ACADIA PARISH — Earlier this month, the Acadia Parish Police Jury submitted a Legislative Cash Request, asking the state for help addressing critical infrastructure, maintenance, and security needs throughout the parish — all state-mandated responsibilities that fall on the parish.
Specifically, they're requesting assistance with expenses concerning the parish correctional facility, road maintenance, pipe replacements throughout the parish, and courthouse security.
"What I did and what the police jurors did," said Acadia Parish Police Jury President Beau Petitjean, "we came up with a list of things with the cost, and a breakdown on how it's going to affect the parish in a positive way to alleviate funding issues."

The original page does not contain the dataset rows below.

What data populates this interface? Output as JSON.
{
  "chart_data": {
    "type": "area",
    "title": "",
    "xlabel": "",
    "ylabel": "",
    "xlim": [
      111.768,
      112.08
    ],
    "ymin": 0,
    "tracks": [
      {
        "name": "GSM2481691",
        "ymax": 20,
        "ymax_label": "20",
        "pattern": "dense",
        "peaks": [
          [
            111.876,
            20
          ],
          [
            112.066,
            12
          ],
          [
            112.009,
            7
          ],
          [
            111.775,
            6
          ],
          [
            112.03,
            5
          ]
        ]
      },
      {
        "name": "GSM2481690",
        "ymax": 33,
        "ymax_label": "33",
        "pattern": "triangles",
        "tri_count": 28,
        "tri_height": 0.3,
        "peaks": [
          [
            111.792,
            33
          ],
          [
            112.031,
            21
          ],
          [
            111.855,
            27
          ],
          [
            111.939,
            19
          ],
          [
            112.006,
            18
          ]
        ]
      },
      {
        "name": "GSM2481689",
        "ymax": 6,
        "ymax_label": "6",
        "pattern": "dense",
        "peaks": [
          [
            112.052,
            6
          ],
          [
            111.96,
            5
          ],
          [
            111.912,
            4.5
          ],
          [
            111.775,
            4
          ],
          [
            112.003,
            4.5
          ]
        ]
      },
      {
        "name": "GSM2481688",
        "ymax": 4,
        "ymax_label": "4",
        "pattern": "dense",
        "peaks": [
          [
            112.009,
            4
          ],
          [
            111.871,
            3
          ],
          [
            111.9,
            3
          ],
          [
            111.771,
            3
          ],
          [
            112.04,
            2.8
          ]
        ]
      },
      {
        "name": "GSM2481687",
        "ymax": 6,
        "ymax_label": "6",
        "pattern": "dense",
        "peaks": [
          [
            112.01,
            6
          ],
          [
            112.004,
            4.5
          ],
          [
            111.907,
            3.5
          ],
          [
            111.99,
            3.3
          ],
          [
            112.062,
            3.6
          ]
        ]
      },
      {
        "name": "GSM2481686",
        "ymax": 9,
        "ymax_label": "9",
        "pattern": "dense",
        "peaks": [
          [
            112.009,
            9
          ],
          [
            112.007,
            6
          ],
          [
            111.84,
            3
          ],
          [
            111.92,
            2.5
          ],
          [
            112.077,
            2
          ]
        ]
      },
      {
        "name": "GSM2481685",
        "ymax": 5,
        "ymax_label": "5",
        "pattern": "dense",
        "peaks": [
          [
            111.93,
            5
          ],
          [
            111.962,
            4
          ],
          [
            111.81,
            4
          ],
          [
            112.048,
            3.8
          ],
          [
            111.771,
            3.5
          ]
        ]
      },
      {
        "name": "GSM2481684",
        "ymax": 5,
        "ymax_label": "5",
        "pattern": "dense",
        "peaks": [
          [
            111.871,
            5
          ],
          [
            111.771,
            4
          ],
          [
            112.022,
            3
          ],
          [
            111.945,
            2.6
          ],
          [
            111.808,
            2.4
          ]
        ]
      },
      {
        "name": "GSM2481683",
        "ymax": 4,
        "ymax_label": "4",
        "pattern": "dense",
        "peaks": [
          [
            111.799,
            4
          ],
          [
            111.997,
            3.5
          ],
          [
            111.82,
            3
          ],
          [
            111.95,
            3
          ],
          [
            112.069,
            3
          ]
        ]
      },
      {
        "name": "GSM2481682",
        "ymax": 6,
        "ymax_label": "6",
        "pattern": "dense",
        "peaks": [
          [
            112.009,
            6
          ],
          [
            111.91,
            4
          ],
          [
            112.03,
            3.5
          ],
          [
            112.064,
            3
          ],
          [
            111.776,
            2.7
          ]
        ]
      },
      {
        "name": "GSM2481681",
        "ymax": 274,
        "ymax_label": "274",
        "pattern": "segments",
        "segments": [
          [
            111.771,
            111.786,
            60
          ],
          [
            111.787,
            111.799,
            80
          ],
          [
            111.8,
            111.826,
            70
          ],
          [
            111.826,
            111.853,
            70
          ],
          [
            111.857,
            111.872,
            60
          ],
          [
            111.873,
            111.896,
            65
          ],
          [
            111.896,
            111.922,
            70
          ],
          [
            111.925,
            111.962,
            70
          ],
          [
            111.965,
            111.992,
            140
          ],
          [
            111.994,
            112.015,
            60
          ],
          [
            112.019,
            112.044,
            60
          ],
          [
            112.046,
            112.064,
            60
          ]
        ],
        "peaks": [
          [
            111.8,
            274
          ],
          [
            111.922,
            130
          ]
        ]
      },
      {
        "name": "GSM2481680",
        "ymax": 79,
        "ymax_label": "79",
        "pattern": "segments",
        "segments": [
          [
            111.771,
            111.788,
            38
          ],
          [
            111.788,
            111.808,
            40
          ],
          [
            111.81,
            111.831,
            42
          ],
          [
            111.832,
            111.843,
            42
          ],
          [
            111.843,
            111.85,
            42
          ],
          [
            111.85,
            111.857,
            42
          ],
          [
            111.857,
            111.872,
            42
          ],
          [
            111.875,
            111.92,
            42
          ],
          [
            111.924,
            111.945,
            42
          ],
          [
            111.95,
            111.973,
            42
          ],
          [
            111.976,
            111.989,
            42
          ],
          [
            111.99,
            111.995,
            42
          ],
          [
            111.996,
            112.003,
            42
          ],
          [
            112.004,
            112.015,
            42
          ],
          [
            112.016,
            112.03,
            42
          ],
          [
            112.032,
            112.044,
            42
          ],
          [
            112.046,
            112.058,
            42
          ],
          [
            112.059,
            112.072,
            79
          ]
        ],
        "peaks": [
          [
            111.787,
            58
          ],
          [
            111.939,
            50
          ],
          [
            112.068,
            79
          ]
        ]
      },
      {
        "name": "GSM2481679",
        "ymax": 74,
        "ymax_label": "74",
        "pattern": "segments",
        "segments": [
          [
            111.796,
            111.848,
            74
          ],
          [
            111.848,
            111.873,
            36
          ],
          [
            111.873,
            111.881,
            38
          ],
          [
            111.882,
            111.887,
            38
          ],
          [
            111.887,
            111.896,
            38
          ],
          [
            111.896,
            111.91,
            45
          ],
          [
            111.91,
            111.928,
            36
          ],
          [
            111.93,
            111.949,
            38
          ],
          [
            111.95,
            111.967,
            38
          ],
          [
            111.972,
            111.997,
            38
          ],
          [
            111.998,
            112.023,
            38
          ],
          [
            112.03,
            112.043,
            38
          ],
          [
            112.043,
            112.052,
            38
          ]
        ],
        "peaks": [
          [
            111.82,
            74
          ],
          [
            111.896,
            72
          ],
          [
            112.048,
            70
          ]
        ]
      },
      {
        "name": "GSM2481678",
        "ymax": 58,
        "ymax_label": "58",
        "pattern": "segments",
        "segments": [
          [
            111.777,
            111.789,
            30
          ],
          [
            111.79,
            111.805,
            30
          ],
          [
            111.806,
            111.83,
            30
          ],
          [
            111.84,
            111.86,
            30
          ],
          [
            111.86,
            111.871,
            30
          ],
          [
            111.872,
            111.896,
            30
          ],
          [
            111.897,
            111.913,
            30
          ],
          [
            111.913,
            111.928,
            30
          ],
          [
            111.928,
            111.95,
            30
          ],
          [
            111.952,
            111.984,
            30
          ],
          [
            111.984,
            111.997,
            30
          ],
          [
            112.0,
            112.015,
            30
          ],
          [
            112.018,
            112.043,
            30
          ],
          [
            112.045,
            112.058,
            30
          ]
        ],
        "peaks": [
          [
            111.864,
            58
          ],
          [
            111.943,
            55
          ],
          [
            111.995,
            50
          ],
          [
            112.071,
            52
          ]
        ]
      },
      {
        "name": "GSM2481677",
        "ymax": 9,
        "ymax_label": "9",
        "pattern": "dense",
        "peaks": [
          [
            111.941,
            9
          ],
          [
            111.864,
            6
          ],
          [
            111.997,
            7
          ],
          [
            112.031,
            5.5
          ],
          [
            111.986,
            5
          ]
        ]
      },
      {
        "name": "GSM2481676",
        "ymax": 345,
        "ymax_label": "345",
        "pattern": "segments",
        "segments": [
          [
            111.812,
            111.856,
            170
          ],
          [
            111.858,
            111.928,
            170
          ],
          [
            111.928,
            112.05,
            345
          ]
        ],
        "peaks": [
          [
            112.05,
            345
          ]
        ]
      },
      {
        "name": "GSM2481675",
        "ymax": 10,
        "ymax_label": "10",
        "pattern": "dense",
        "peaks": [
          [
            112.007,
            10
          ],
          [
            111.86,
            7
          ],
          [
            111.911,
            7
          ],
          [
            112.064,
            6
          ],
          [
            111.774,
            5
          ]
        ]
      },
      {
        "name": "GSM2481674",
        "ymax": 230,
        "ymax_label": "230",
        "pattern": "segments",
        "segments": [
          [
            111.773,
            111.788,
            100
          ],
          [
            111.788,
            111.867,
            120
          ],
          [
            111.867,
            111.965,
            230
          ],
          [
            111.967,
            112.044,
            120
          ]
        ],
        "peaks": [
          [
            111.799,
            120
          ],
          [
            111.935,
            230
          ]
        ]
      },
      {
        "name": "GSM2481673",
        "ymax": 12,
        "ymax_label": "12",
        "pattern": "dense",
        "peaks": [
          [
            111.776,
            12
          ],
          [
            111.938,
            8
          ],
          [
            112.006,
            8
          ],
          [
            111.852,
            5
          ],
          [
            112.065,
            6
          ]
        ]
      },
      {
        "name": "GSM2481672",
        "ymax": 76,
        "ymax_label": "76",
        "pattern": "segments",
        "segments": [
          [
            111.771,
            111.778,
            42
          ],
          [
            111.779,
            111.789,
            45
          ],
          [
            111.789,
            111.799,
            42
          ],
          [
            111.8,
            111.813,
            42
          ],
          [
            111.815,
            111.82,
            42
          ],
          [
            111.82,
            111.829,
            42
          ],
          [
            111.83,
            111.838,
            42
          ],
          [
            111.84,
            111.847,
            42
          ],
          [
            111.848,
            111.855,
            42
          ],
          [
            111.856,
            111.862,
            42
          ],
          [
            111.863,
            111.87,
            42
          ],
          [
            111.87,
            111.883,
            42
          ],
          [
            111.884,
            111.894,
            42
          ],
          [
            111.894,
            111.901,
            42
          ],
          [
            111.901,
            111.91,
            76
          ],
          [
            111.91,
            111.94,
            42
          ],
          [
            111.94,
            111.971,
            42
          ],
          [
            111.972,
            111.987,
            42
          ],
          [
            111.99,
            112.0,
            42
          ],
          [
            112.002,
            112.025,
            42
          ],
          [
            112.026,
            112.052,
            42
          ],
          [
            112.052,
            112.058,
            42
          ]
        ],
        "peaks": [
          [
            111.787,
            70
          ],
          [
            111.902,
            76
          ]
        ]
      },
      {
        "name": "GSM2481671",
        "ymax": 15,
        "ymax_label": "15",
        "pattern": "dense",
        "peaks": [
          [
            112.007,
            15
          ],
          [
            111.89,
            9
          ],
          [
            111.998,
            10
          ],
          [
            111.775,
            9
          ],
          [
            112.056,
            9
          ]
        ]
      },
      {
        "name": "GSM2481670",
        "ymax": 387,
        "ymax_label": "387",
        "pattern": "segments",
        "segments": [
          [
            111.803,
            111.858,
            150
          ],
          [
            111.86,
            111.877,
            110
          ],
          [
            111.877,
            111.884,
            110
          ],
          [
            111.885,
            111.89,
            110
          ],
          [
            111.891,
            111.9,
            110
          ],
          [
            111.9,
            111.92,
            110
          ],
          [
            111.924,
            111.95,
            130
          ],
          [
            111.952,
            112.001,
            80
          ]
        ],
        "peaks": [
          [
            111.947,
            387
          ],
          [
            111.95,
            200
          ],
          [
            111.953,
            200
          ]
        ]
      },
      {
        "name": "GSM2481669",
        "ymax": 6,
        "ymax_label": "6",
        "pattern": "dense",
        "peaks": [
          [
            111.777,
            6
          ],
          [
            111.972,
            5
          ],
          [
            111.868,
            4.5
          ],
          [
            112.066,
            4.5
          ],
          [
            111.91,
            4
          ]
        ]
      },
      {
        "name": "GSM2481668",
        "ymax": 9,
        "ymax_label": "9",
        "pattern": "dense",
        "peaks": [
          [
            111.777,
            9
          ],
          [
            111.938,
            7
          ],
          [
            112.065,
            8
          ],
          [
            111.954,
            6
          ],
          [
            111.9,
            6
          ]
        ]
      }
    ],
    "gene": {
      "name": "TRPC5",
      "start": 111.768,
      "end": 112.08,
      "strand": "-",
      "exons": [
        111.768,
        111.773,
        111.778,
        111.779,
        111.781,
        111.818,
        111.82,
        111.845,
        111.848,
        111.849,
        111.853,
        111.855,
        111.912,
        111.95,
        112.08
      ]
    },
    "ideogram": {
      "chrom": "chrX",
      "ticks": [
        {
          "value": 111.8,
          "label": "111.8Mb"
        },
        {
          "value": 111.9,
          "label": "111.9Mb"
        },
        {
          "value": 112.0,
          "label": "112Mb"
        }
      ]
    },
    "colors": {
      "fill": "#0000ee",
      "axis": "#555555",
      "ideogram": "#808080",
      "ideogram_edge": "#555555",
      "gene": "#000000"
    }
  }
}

Petitjean describes these cash requests as a Hail Mary. If acquired, they may bolster whatever capital outlay funds may be awarded.
He says the police jury is taking inventory of parish expenses and cutting back where it makes sense, doing whatever they can to avoid raising taxes.
He went on to say that it's been nearly half a century since taxes were raised in the area.
"40 years later, I'm in office and we're functioning, this whole parish, on a 40 or 50-year tax," Petitjean continues, "and the cost of a mile of a road went from 50 years ago, let's just say $150,000 a mile. It is a million dollars a mile to do a road."
He says the old taxes just aren't covering costs.
"It's our job as elected officials to try to figure out how to build new revenue. Just in Acadia Parish, we're doing it with solar, with methane, with renewable energy, but also make cuts that people want to see."
The parish says they are in no way planning to raise a tax at this time, saying that it would be their last resort.
Instead, they are finding new ways to bring in money— one way being to make the parish airport more profitable.
"So we're trying to build a fence to protect the runway, so that we could start landing planes, maybe selling some fuel, and he [Secretary-Treasurer Corey Vincent] is out there clearing a piece of where the fence is going to be. He's clearing a piece that we would have had to pay extra for the people that are coming to do the fence to clear that area."